In the past there has been substantial increase in the cost of oilcakes and other ingredients used in manufacture of cattle and poultry feeds. It is well known that more than 60% of cost of producing milk comprises the feeds and fodders given to cows and buffaloes. As a result of increase in the cost of cattle feed ingredients, the cost of production of milk has been increasing. The combined action of scrapping the incentive on export of oilseeds and oilmeals plus the removal of customs duty on oil cakes, and deoiled soya extract will help improve the supply of animal feed particularly at a time when the market anticipates lower rains to hurt oilseed production. The Finance minister has proposed to lift the duty on groundnut oil cake, sunflower oil cake, canola oil cake, mustard oil cake, rice bran oil cake and palm kernel cake until the end of this year. Importers of de-oiled soya extract, groundnut oil cake meal, sunflower oil cake meal and mustard oil cake meal, deoiled soya extracts will get the benefit. These will bring down the market sentiment and make these products cheaper in the country. Thus India can expect the imports to increase and exports to decline. This would help bring down the prices of feeds for cattle, buffaloes, poultry and fish and thus reduce the cost production of milk, eggs, poultry meat and fish.

The Cabinet Committee on Economic Affairs (CCEA) decided to withdraw 5 per cent incentive offered to SMP exporters but has not completely banned the export of SMP. It was in June 2012 that the previous government had lifted the ban on SMP exports and included this product under Vishesh Krishi and Gram Udyog Yojana under which exporters can avail five per cent duty credit scrip on export value. During 2013-14 India exported about 1.2 lakh tonnes of SMP valued at about Rs 3,000 crore. As a result these export the consumer prices of liquid milk had increase between Rs. 2 and 4. Major milk suppliers, including Amul and Mother Dairy, had raised prices of various varieties of milk across India. The withdrawal of incentive on export is not likely to have any impact on exports because the international prices of milk are much lower as compared to the milk price in India.

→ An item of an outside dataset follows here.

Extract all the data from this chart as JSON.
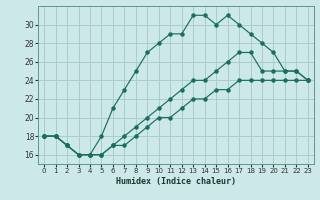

The combined impact of increase in the cost of cattle feeds and export of large quantities of SMP had forced the dairies in India to pay higher price to the milk producers. While the consumers of milk did suffer, the milk producers were very delighted at this change. Consequently, it is also expected that the rate of growth in milk production in the last fiscal was higher than it was the previous year. It is expected that milk production during the fiscal 2013-14 was between 139-141 million tonnes. As the largest producer of milk in the rate of growth of more than 4% in a year in milk production is very significant as compared to the world growth being less than 2% per annum.

During the forthcoming year the farmers are likely to face a drought like situation. If India can keep ensure easy availability of feed ingredients and that too a cheaper cost, sure the milk producers would be able to survive the bad weather. Cost of producing milk being cheaper, it would not be necessary to increase the prices of milk payable to the milk producers. This would control the inflation in milk and milk products and bring some cheer to the consumers.